I also think it's important to have individual criminal liability as a tool in the regulatory toolkit, reserved for the most serious incidents. My experience of working with companies, and with individual directors, is that this focuses the minds of those in industry – that they could, potentially, be individually liable if things go wrong.

Overall, that improves the working culture, and it drives the safety culture forward, as well as improving public perception. All of which goes to that sixth ‘A’ that I mentioned, accountability. When you have a new industry that is accountable, it helps both internally and in terms of the external perception.

Outcome focused regulation

So, what of the view expressed in some quarters that critics of drone innovators’ wilder flights of fancy are just Luddites and stick-in-the-muds opposed to technology change? He said:

Not all opposition to technical developments is anti-technology! It can be very nuanced. People will oppose certain technologies because they don't believe the risk, or the cost, is worth tolerating in terms of the overall objective.

That is certainly the case when it comes to opposition to last-mile drone deliveries, for example. Walker continued:

So – whichever side of the fence we are on – I think it's important that we don't typecast our opponents as simple-minded. That we actually listen to what they have to say.
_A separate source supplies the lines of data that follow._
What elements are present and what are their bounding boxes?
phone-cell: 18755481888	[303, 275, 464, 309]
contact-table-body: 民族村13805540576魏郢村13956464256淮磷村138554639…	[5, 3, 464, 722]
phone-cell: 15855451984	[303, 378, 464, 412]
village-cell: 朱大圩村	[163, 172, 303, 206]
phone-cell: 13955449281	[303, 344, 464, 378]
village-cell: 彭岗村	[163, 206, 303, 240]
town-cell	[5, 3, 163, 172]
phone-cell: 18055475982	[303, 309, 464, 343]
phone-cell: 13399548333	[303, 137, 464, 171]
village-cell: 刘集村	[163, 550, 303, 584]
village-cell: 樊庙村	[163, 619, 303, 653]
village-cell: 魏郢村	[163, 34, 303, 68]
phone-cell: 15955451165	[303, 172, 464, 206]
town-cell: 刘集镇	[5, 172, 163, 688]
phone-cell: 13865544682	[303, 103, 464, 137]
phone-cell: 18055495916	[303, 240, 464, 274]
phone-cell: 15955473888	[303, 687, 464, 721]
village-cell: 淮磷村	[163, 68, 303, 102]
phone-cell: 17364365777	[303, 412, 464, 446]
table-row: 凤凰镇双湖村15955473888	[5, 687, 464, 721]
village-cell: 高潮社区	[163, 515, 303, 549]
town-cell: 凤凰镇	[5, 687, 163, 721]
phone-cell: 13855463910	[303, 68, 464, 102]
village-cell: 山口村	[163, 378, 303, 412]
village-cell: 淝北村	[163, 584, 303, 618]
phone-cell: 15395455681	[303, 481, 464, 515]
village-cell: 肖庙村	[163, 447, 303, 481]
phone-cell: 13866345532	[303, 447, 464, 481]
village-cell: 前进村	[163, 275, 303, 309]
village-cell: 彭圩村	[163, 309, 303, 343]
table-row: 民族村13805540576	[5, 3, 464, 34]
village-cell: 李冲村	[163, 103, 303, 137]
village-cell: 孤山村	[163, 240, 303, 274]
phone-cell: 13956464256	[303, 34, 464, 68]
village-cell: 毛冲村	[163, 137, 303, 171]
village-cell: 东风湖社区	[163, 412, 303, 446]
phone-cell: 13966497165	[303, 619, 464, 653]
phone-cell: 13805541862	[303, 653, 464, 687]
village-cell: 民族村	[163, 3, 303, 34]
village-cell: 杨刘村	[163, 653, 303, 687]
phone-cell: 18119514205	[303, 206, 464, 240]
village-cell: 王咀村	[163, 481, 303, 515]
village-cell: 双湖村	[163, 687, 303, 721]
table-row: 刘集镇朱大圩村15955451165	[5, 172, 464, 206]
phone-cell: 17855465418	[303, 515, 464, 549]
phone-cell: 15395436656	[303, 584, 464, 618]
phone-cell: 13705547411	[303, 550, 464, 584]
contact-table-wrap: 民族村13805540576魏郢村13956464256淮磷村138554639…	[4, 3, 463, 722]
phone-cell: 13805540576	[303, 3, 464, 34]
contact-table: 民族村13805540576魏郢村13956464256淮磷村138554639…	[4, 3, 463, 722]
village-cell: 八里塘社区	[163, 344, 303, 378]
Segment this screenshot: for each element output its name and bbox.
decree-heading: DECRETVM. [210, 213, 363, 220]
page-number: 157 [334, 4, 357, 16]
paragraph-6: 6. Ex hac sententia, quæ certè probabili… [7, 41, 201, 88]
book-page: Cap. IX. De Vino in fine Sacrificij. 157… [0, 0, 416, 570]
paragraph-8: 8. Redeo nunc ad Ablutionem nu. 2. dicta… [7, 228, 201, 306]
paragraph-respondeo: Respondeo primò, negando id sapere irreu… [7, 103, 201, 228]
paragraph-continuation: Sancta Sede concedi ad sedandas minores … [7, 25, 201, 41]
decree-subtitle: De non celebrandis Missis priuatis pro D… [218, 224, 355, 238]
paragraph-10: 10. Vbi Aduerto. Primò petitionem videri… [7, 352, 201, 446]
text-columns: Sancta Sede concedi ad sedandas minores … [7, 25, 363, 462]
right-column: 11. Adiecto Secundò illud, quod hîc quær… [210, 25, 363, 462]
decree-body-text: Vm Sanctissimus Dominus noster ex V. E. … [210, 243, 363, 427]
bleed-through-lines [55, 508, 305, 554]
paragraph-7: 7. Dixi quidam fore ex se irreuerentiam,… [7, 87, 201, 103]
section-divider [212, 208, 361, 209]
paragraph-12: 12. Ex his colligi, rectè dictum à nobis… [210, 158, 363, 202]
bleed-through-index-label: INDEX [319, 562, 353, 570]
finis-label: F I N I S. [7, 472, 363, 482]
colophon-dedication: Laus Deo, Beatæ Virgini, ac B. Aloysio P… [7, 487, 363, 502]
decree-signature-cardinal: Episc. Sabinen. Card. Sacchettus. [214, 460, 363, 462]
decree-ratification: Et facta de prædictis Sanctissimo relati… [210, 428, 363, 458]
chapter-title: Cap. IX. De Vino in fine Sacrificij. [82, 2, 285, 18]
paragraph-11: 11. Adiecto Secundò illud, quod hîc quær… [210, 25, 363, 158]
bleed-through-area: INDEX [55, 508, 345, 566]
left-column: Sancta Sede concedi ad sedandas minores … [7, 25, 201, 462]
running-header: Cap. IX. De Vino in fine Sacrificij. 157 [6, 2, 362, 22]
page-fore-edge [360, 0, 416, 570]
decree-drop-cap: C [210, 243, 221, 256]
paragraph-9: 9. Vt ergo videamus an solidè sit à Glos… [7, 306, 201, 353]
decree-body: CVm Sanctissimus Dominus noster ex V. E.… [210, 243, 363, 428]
Quite right, which brings us back to the regulators’ role in all this. In general terms, there are two approaches, he noted:

One is prescription-based regulation, which is very much directive: ‘Do it this way, or that way’. And it is often regarded as the best for safety-critical areas where there are very well-known technical standards. 

However, the other objective – which is ‘soft law’, if you like – is more outcome focused, where you look at the overall objective. For example, by saying that you need to reduce the risk as low as is reasonably practicable. And for something like drone development, this second approach is perhaps more flexible.

But that would not mean taking a more relaxed, laissez-faire view of the sector, he explained. Quite the opposite:

In order to support that, you need the development of a strong industry, a strong safety culture, and strong industry associations. And you need the development of guidance to inform stakeholders where they're going. 

So, ultimately, the starting point for all this is in the industry itself. Excuse the pun, but to really get [drone innovation] off the ground, you need the development of a drone safety culture, and a drone just culture. And that would make the life of the regulators easier.

My take

Wise words. So, if drone innovators want regulators’ support, then they need to act more responsibly, transparently, and with accountability from the get-go, and not blame others for failing to greenlight ideas that, in some cases, are frankly not worth the risk in the first place.